Con quali effetti? Beh, fate conto che il 60% della popolazione si trova concentrato sulle zone costiere, o comunque entro 100km dalla costa. Grandi centri abitati sarebbero del tutto o parzialmente sommersi, come Miami, New York, Shanghai, Bangkok, Mumbai, Londra, Amsterdam, Alessandria d’Egitto, così come tante comunità insulari (vedi simulazione video realizzata da "Business Insider").

Per quanto riguarda l’Italia in particolare, buone notizie per gli abitanti di Milano: potrebbero avere il mare letteralmente a due passi da casa, visto che la Pianura Padana sarebbe sommersa.

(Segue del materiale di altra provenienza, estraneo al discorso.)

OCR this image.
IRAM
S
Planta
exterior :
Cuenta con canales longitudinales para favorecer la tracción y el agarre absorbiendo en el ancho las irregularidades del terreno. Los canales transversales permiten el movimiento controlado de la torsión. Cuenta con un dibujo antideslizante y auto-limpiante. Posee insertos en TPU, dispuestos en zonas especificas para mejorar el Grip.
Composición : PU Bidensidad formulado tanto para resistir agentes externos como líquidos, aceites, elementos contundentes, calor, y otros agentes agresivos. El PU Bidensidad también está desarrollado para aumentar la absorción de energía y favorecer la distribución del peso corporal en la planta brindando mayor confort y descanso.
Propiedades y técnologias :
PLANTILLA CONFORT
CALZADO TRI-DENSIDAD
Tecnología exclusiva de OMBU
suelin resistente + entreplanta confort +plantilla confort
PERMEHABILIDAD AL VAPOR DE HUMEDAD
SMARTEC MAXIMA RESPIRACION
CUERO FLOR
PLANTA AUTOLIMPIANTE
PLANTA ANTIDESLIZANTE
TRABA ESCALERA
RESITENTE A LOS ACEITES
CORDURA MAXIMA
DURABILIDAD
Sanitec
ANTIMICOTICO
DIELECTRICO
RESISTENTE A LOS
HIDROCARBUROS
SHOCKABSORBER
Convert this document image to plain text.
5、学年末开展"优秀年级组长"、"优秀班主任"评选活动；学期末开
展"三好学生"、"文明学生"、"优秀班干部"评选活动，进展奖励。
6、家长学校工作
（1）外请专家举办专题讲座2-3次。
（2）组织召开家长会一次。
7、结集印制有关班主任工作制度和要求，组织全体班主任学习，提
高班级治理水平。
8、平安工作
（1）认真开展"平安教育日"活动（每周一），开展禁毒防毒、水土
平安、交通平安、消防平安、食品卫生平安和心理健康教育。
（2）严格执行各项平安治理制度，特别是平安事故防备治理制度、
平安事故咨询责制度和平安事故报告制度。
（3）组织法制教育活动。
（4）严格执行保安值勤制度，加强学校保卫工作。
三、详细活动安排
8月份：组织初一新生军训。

4. Rallenta la Corrente del Golfo


La Corrente del Golfo fa parte della Circolazione Termoalina, il grande sistema di correnti oceaniche che si snoda lungo tutto il pianeta. La Corrente del Golfo in particolare porta acqua calda e salata dal Golfo del Messico verso il Nord Atlantico, dove rilascia calore all’atmosfera e mitiga il clima dell’Europa occidentale; l’acqua più fredda del Polo, invece, più fredda e dolce, affonda e viene portata fino in Antartide.

Il suo effetto sul clima è incredibile, e per questo basti pensare alla differenza che c’è fra la città di Londra e la penisola del Labrador in Canada: d’inverno, pur essendo alla stessa latitudine, nella prima le nevicate sono occasionali, nella seconda si arriva anche a temperature di -40°C.

Ora, il fatto è che correnti oceaniche come quella del Golfo esistono grazie alla differenza di temperatura e salinità delle acque. Ma che cosa abbiamo detto? Uno, che un’atmosfera più calda significa acque più calde; due, che sempre più ghiacci si sciolgono e che più umidità in atmosfera significa più precipitazioni, quindi più acqua dolce negli oceani, da cui acque meno salate. Tutto ciò fa rallentare la Corrente, il che porta a inverni più rigidi nell’Europa occidentale e a cambiamenti anche nel resto della Termoalina.

5. Eventi meteo estremi


Avete presente le estati insopportabili che si sono viste negli ultimi anni e le famose “ondate di calore anomalo” in autunno o inverno? E avete presente quegli inverni freddissimi portati dal famigerato “Burian” o le “ondate di freddo anomalo” come quelle del maggio 2019? Ma soprattutto: avete presente i danni che hanno fatto? Secondo le stime di "Coldiretti", gli sbalzi termici anomali degli ultimi dieci anni sono costati circa € 14 miliardi all'agricoltura europea. Ecco, l’amplificazione artica è una delle maggiori cause di tutto questo. 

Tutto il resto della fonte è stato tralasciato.